Cuando en el horizonte se otean posibilidades de tormenta, en las costas se toman las medidas preventivas de lugar. Los vientos huracanados del choque externo podrían colocar presiones al alza de los precios, pero los mercados no pueden tener dudas de que permanecerá intacto el fuerte muro en que se sustenta el objetivo del Banco Central de mantener la inflación dentro de un rango prudente.

Hay que evaluar y medir las fuerzas adversas que se avizoran. No se puede predecir la magnitud y duración de la recesión en Estados Unidos. Cualquier predicción sobre caída estrepitosa del turismo, las zonas francas y las remesas podría ser considerada como cantos de sirena que intentan embelesar a los marineros que deben mantener la estabilidad de la embarcación en medio de la tormenta. Los altísimos niveles de reservas internacionales y la reducción del déficit cuasi fiscal que produciría la ley de capitalización, son solo dos de los poderosos instrumentos de navegación a disposición del capitán del navío.

Segundo Tiro

La última decisión de la Reserva Federal acelera el proceso de reducción de la tasa de interés en el mercado norteamericano, lo que amplía la diferencia con respeto a las tasas del mercado dominicano, y reduce de manera significativa la probabilidad de una crisis cambiaria originada en salidas de capitales.
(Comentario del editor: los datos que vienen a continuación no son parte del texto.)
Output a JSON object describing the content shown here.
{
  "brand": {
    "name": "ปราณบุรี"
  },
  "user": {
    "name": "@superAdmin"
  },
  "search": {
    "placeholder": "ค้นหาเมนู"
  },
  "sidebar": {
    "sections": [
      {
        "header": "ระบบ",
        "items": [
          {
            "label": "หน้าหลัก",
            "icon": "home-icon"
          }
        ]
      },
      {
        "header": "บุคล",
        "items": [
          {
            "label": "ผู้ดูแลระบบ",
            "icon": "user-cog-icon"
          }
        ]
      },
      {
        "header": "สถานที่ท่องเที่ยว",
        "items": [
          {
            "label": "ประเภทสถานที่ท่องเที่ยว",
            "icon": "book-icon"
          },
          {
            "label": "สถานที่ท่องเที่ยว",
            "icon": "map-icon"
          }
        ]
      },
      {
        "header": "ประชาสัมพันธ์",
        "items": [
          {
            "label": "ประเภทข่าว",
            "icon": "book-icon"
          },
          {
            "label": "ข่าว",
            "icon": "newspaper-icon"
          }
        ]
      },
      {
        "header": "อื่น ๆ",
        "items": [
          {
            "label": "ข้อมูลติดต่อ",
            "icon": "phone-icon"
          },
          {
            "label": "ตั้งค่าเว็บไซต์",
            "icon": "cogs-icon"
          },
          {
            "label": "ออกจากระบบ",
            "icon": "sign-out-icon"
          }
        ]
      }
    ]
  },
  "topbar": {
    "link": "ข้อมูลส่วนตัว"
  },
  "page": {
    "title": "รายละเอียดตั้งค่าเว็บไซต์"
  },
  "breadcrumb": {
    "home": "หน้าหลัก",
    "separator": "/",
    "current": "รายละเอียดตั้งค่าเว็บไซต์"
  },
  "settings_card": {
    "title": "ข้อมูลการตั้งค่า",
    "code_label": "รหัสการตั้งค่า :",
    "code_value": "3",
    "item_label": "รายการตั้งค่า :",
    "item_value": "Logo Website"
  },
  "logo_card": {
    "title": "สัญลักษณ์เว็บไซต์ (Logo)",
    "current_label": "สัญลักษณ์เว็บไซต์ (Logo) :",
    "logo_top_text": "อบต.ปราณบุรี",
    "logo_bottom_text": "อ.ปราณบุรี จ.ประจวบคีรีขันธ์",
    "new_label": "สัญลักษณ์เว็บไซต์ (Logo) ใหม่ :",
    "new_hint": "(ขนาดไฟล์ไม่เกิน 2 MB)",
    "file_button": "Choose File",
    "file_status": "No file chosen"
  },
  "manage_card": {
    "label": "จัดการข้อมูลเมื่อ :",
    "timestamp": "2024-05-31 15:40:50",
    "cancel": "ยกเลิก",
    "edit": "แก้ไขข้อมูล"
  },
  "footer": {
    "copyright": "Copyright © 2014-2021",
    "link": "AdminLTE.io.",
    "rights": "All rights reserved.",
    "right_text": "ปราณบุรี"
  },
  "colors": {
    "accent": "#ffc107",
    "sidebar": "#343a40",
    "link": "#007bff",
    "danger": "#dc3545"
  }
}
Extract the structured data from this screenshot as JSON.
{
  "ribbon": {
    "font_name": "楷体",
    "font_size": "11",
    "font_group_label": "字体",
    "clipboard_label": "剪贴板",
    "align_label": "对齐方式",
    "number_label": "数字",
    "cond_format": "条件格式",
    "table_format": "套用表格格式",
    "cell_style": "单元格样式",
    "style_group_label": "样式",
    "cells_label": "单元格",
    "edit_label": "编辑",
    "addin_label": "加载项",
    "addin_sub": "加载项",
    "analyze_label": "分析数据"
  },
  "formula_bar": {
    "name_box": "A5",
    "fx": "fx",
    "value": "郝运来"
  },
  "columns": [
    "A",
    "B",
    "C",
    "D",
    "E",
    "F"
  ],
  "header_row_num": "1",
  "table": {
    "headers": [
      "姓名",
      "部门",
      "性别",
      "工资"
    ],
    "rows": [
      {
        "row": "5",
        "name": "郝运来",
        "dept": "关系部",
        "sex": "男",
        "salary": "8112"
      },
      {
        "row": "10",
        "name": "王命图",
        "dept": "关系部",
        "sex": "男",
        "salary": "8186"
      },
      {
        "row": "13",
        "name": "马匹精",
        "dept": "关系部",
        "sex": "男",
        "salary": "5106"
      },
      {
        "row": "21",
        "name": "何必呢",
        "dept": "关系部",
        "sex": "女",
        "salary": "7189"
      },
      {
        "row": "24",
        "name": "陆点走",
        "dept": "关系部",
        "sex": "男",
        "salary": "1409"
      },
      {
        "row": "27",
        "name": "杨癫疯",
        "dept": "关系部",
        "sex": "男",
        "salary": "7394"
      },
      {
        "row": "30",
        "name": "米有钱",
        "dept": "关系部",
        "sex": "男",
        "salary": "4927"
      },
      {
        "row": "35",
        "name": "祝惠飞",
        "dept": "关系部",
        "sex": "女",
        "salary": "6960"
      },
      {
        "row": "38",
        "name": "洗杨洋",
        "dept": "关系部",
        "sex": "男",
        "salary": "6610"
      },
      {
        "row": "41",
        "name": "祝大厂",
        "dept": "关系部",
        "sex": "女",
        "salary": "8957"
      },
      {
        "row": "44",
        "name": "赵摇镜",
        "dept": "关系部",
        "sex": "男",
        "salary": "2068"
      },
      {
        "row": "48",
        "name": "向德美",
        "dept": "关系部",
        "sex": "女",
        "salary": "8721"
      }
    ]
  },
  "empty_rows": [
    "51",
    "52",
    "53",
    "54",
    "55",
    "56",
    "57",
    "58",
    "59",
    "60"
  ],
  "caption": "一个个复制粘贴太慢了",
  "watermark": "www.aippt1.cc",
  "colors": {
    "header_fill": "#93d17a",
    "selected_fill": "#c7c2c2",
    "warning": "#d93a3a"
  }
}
Los precios de los bonos soberanos dominicanos se mantienen estables, y al día 24 del cursante mes el margen con respecto a los títulos del Tesoro norteamericano era de solo 337 puntos básicos, muy por debajo del promedio de los países con calificación crediticia similar. El poder de atracción se mantiene intacto. Pero como hay aviso de tormenta, y a pesar del resguardo de las reservas y la capitalización, la tripulación está en disposición de usar instrumentos adicionales, y por eso la carta de intención de la octava revisión del acuerdo con el FMI establece claramente que el Banco Central está en disposición de tomar cuantas medidas sean necesarias para mantener el control de la inflación.

Tercer Tiro

Algunos dirigentes empresariales (coincidiendo con economistas y dirigentes políticos) han demandado otro acuerdo con el FMI. Su argumento es el riesgo de pérdida del control del gasto público. Pero estos distinguidos ciudadanos deberían tomar en cuenta que el FMI no iniciaría negociaciones al final de un período electoral. Una vez que se conozcan los resultados electorales y se confirme o designe un equipo económico, entonces el FMI estaría en disposición de iniciar negociaciones para un nuevo acuerdo, el cual se ejecutaría en el próximo período electoral. Esa es la forma de proceder de los organismos internacionales, pues aunque las preferencias electorales estén claramente establecidas, debería esperarse la confirmación de las urnas. El Presidente hizo un compromiso con la estabilidad fiscal.

El Gobierno sabe que el mercado electoral otorga una altísima valoración a la estabilidad de los precios y del tipo de cambio, razón suficiente para creer en su compromiso de mantener el superávit fiscal. Quienes desean generar expectativas negativas deben saber que vientos simples no pueden hacer tambalear embarcaciones fuertes.